Update about the UCU marking and assessment boycott
The marking and assessment boycott by members of the University and College Union (UCU) began in April, and affects more than 140 UK higher education institutions, including Cambridge.
UCU members are taking part in the boycott because the Union is in dispute with the body that conducts pay and conditions negotiations on behalf of 144 institutions, an organisation called the Universities and Colleges Employers Association (UCEA).
On 16 June, the Acting Vice-Chancellor, Dr Anthony Freeling, wrote to all University staff to ask them to do all they can to protect our students from the impact of the boycott and to help finalists to graduate. The Pro-Vice-Chancellor for Education, Professor Bhaskar Vira, also wrote to students to update them on the boycott, outline how the University is helping students, and explain the current situation in the national dispute. Two task forces are supporting Cambridge staff and Departments by giving detailed advice on specific issues relating to examinations and assessment, while maintaining academic standards.

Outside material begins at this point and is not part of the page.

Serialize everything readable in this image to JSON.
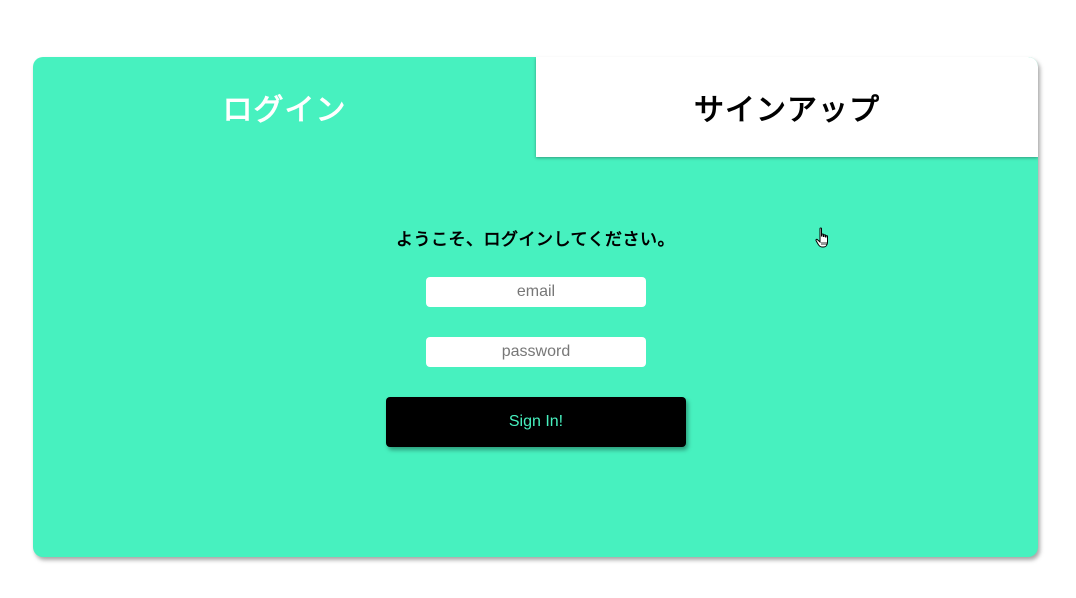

For our students, we have approved the release of provisional marks where these exist, to help provide some evidence of academic attainment to prospective employers or for further study. The University is running a dedicated helpdesk to respond to queries and concerns about the boycott. Advice for students is also available from their College Director of Studies and Tutor.
University management have also tried to encourage an end to the national dispute. In May, the Acting Vice-Chancellor wrote a joint letter with the local UCU branch president calling for the employers’ organisation to resume negotiations with the national union, the UCU. Very few other institutions have taken this step. We want to see the dispute resolved through negotiation as soon as possible.